We ventured to the wild MoCo frontier for lunch today — that’s right, I’m talking about Olney. Specifically, Cavo’s Tex-Mex (4007 Norbeck), which was called Tabasco until a month or two ago. Online reviews had been generally positive, and we were hoping for above-average Tex-Mex, by DC area standards anyway. Their marquee proclaims “New name…same owners” but the unanswered question is, same chef and kitchen crew? I am guessing maybe there has been a change in the kitchen, because for us, Cavo’s did not even remotely live up to the billing it has gotten on the intertubes.
The chips were crisp fresh warm and good, and the salsa was also warm — reviewers have often lauded the warm salsa, but all we could taste was the warm; there was very little kick, and no discernable salt, cilantro, or any other particular flavor. I guess it’s a matter of taste, but I prefer my salsa at room temperature, or slightly below. The lack of spice was an omen: every dish we ordered was undersalted and bland (and I rarely complain about undersalting).
Various online reviews have also talked up the fajitas, but none of us got fajitas, which may have been our fatal error, because a nearby table did get them and they sounded (loud sizzling on the plate) and smelled great. Tacos were okay, and Mrs. Me liked her burrito in verde sauce well enough. I attemped to order a beef/cheese enchilada combo, but was delivered a chicken enchilada and a beef taco. I didn’t send them back because I didn’t feel like waiting, and also because it wasn’t that big a deal, as for me the enchiladas are primarily a vehicle for the rice and beans.
Refried beans and rice are crucial Tex-Mex platter components and are the central gauge by which I measure a Tex-Mex restaurant; I am continually surprised at the percentage of places that get rice and beans wrong. Cavo’s were an epic fail: the rice was the kind of rice my grandmother would have loved, medium-grain, perfect ovals, studded with (almost certainly from a bag o’ frozen veggies) peas and beans and diced carrots, completely flavorless, and dyed a startling bright yellow — must have been either food coloring or cheap turmeric powder, because assuredly no saffron was harmed in the making of my rice. Just last night a friend made excellent paella for a dinner party, and the difference between her flavorful saffron rice and Cava’s rice was noche y dia.

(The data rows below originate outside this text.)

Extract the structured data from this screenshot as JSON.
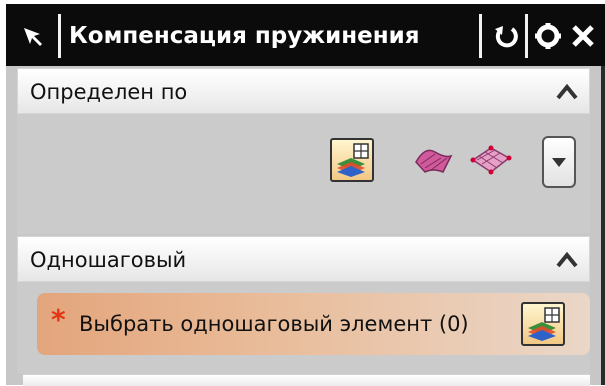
{
  "titlebar": {
    "title": "Компенсация пружинения",
    "pin_icon": "pin-arrow-icon",
    "reset_icon": "reset-icon",
    "settings_icon": "gear-icon",
    "close_icon": "close-icon"
  },
  "groups": {
    "defined_by": {
      "label": "Определен по",
      "options": [
        "layered-body-icon",
        "surface-wave-icon",
        "mesh-surface-icon"
      ],
      "selected_index": 0
    },
    "single_step": {
      "label": "Одношаговый",
      "select_required_marker": "*",
      "select_label": "Выбрать одношаговый элемент (0)"
    }
  },
  "colors": {
    "titlebar_bg": "#0b0b0b",
    "panel_bg": "#c7c7c7",
    "select_row_accent": "#e3a57c",
    "required_marker": "#e23515"
  }
}
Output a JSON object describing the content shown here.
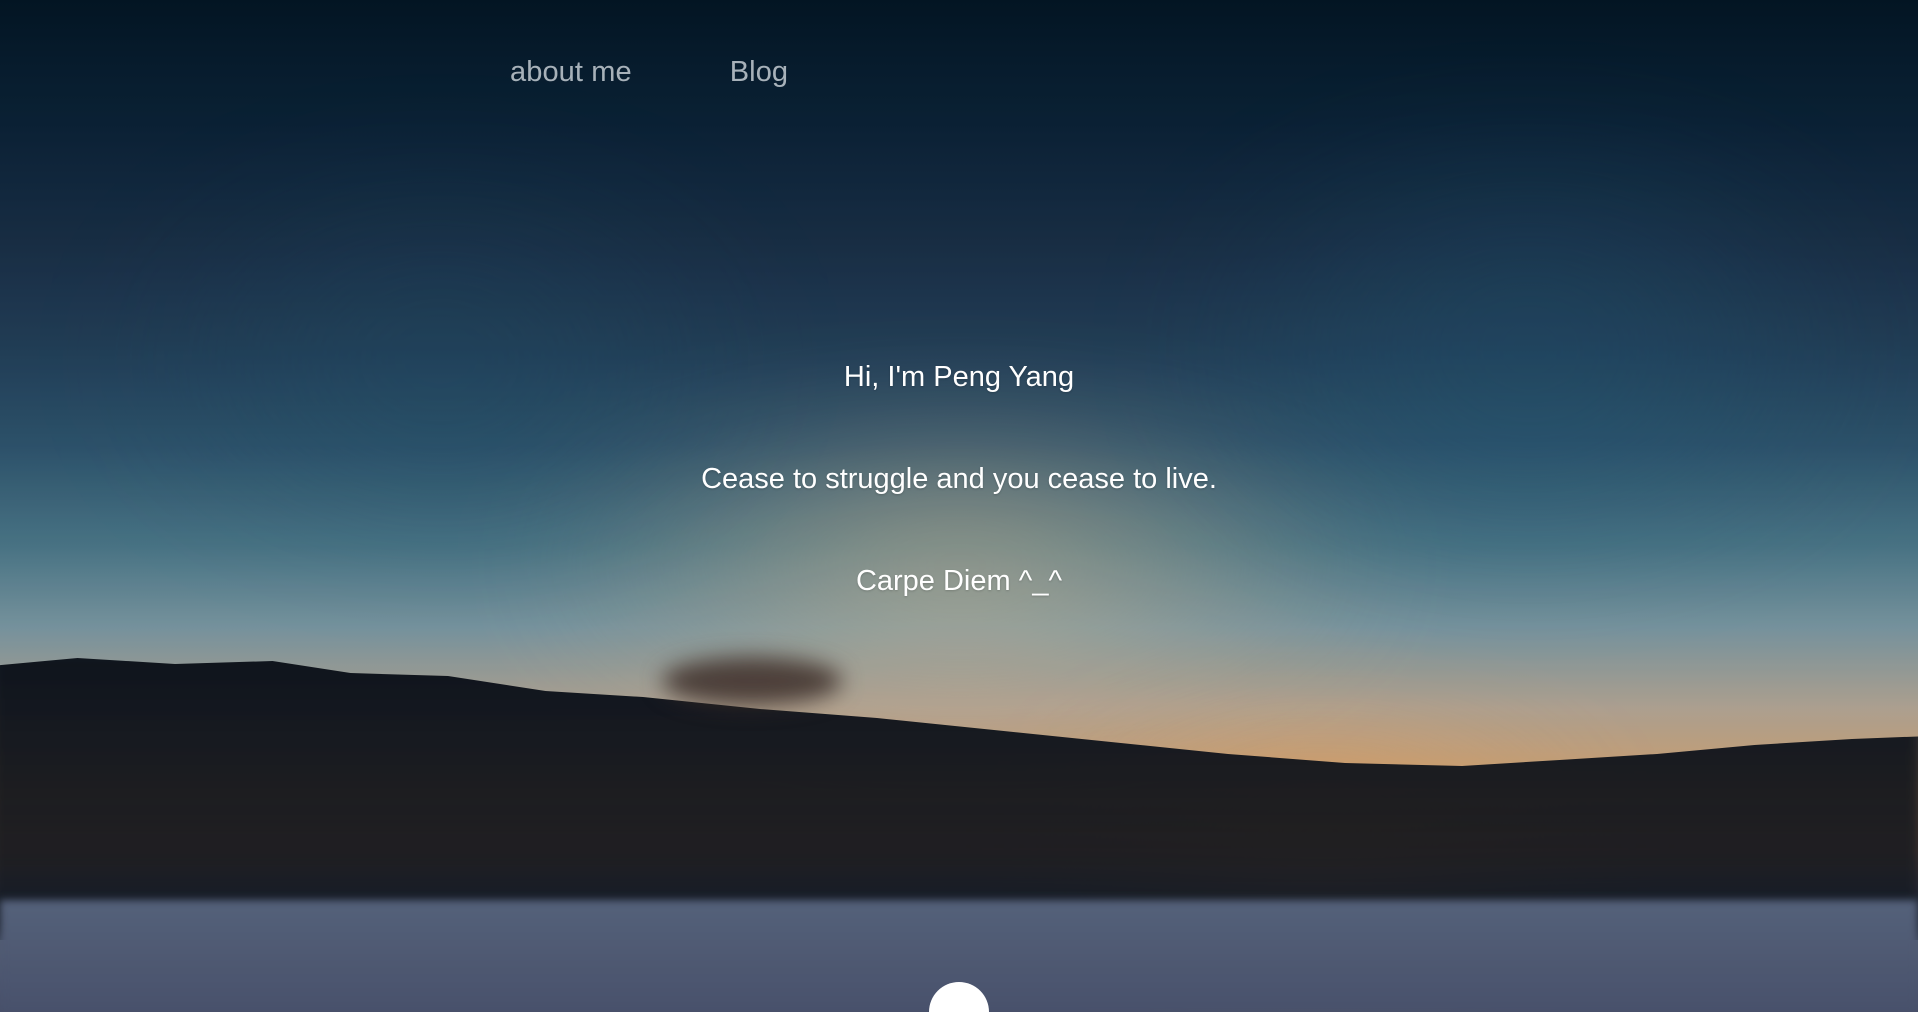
{
  "nav": {
    "items": [
      {
        "label": "about me"
      },
      {
        "label": "Blog"
      }
    ]
  },
  "hero": {
    "greeting": "Hi,   I'm Peng Yang",
    "quote": "Cease to struggle and you cease to live.",
    "tagline": "Carpe Diem ^_^"
  },
  "colors": {
    "text": "#ffffff",
    "nav_text": "#d7dde3",
    "sky_top": "#041726",
    "sunset": "#d8a672",
    "snow": "#56617a"
  },
  "icons": {
    "scroll_indicator": "circle-indicator"
  }
}
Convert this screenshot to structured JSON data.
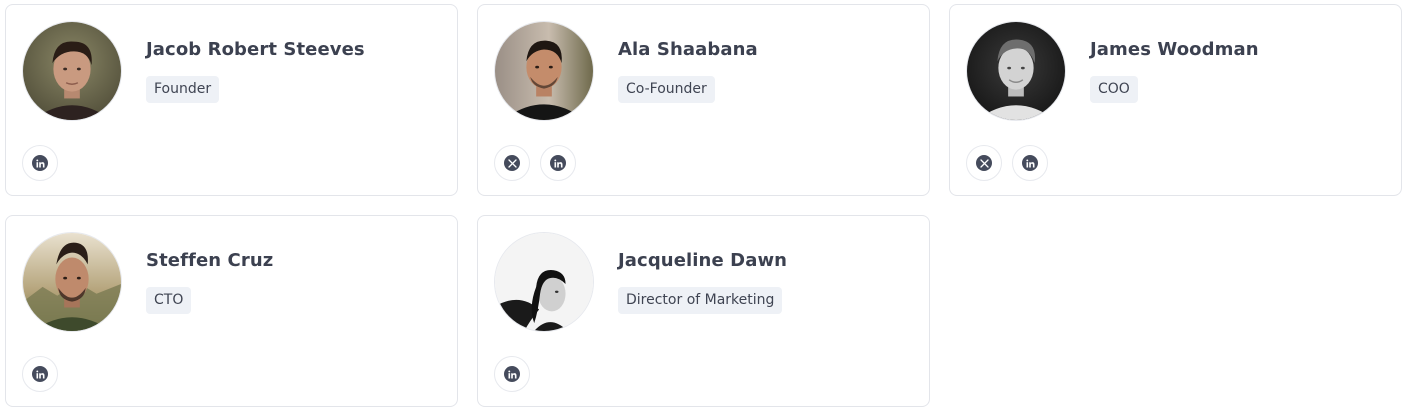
{
  "team": {
    "members": [
      {
        "name": "Jacob Robert Steeves",
        "role": "Founder",
        "avatar": "portrait-photo",
        "socials": [
          "linkedin-icon"
        ]
      },
      {
        "name": "Ala Shaabana",
        "role": "Co-Founder",
        "avatar": "portrait-photo",
        "socials": [
          "x-icon",
          "linkedin-icon"
        ]
      },
      {
        "name": "James Woodman",
        "role": "COO",
        "avatar": "portrait-photo-monochrome",
        "socials": [
          "x-icon",
          "linkedin-icon"
        ]
      },
      {
        "name": "Steffen Cruz",
        "role": "CTO",
        "avatar": "portrait-photo",
        "socials": [
          "linkedin-icon"
        ]
      },
      {
        "name": "Jacqueline Dawn",
        "role": "Director of Marketing",
        "avatar": "portrait-photo-monochrome",
        "socials": [
          "linkedin-icon"
        ]
      }
    ]
  },
  "colors": {
    "card_border": "#e3e5ea",
    "badge_background": "#eef1f6",
    "text": "#3c4150",
    "icon": "#454b5c"
  }
}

The menu said all dishes come with refried beans, but what arrived at the table were little pots of essentially pinto bean soup. I asked the waiter “do you have refried beans instead?” and he said, confused, “these are refried beans.” Sweet fancy Moses: these beans were not fried, much less refried. Saucy pinto beans can be wonderful (these looked okay but were totally bland, surprise surprise), although I have found that barbecue joints, on average, do them better than Mexican or Tex-Mex places, but a true Tex-Mex place should first and foremost know how to do refried beans and do them well. Very disappointing.
The margaritas also failed: for their primo margarita, they give you a choice of Cointreau or Grand Marnier plus one of seven or so top tequilas, which sounds great, but if you’re going to make a margarita with Cointreau and Herradura (for example), why would you use sour mix? Why?! What’s the point? It just ruins the excellence of the other ingredients. At least it was strong, so I guess all wasn’t lost.
What was good? The chicken enchilada was okay; the steak in the tacos was perfectly seared and juicy; I can still hear and smell the steak fajitas we should have ordered. The place was packed for lunch, and clearly has its fans, but I am sorry to say I won’t be heading back voluntarily.